JO ANN KIRKLAND PHOTO Reed Farrel Coleman signed a copy of his book for book lovers at the Mystery Authors Panel on July 6 under the tent at the Shelter Island Library.

Reed Farrel Coleman signed a copy of his book for book lovers at the Mystery Authors Panel on July 6 under the tent at the Shelter Island Library.

On July 6, I attended the Mystery Authors Panel under the tent at the Shelter Island Library. I was reminded of the writers conference I attended at Southampton College in the summer of 1978. Two weeks of authors speaking about their craft.

I remember Budd Schulberg telling us that if there is a novel inside you, you’ll be forced to write it.

James Baldwin talked about how strenuous it was to put together a novel. And how draining and heartwrenching it can be.

Kurt Vonnegut, in his laid-back Hoosier manner, spoke about how personal experiences lead to the creation of a work of art.

Five mystery writers brought much of the same advice to the panel discussion at our library. Though the event was more compressed — two hours instead of two weeks — the messages were essentially the same: Writing takes time, hard work, a thick skin and dedication to reach the ultimate goal of publication.

The emcee for the panel was Jason Starr, author of nine international bestselling crime novels. He also writes graphic novels. “We all approach mystery from different angles,” he said.

Islander Matthew Quinn Martin, a prolific e-book author, offered that “mystery is what the reader does not know and it takes the author’s own experience to make his characters alive.”

John Roche, who comes from a career in journalism and now teaches at Marist College, noted that “you may have a character who is a reporter or an amateur PI but the reader does not really care about procedure. It’s like real life. You do everything in balance.” Mr. Roche’s “Bronx Bound” is his debut novel.

Christopher Bollen, an editor-at-large for Interview magazine, has just published his second novel, “Orient.” He said, “Mystery is a great way to tell a story but it is hard to balance the art of the plot.”

They all agreed that getting published is never easy. Sometimes it takes longer to get a work published than to write it.

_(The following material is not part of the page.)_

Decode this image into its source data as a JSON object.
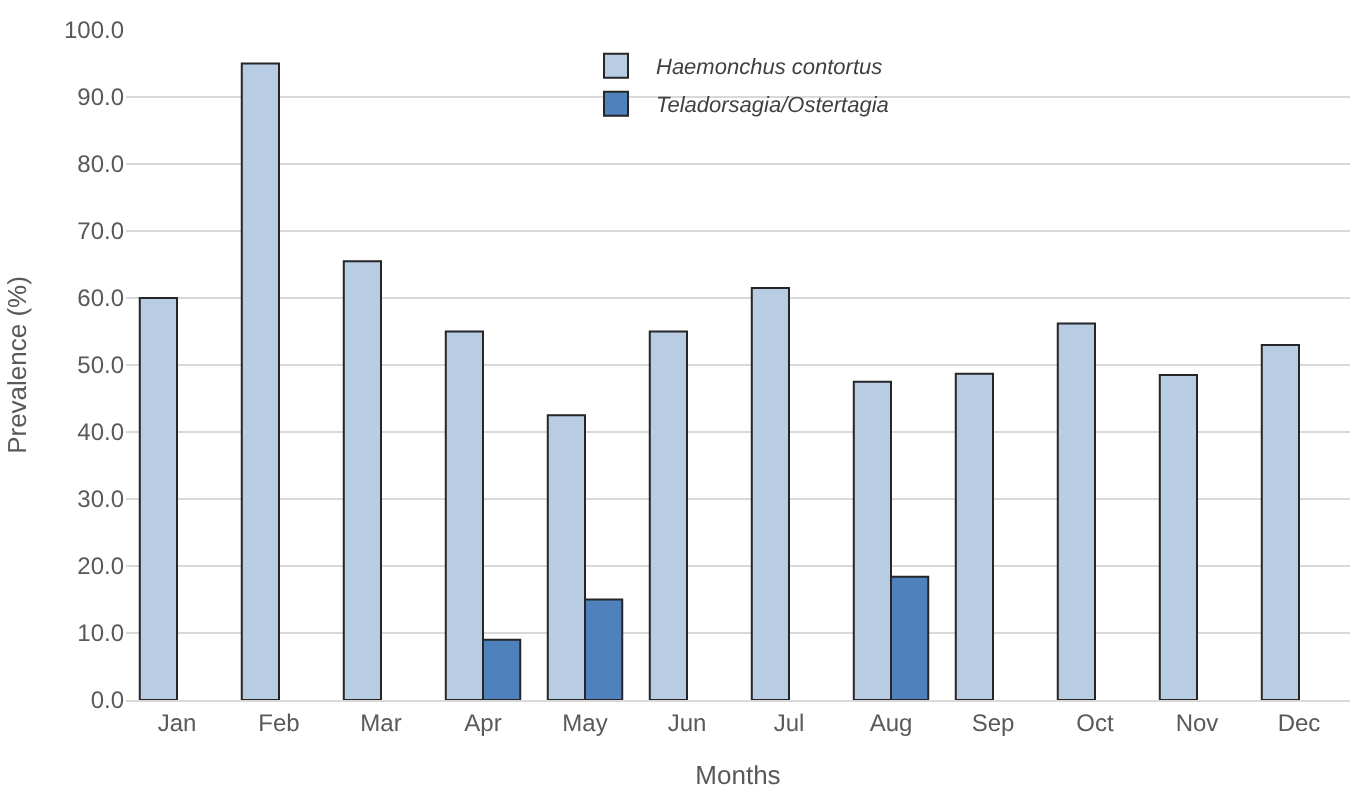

“Self publishing used to be the kiss of death for an author but now self-published books sell,” Mr. Roche said, adding that “when there are empty shelves at Barnes and Noble, if self-published books are on them, they get noticed.”

When asked about turning novels into movies, Jason Starr said, “There’s no substitute for a novel; nothing like a story that you can melt into.”

Christopher Bollen strongly urged getting an agent as part of the publishing process.

When discussion centered on the fact that some people do not like the classification “mystery,” Mr. Bollen  said that “just because  a work is heavy on plot, does not mean that it cannot be a work of art.”

New York Times bestselling author Reed Farrel Coleman picked up on this as he began his talk describing taking over Robert B. Parker’s Jesse Stone “franchise” as he called it. He listed major works of the literary canon like “Hamlet,” “Moby Dick,” “The Great Gatsby,” “1984” and “Heart of Darkness.”

“Fiction always asks, “Who am I, where do I come from and where am I going?” Mr. Coleman said, adding that he makes the Parker series his own by employing Parker’s camera but using his own tighter lens.“I make Paradise [the town where the series takes place] more alive.”

Thanks to Library Director Terry Lucas for telling me about the Mystery Monday panel of authors when I was at the library that morning. It was a great event.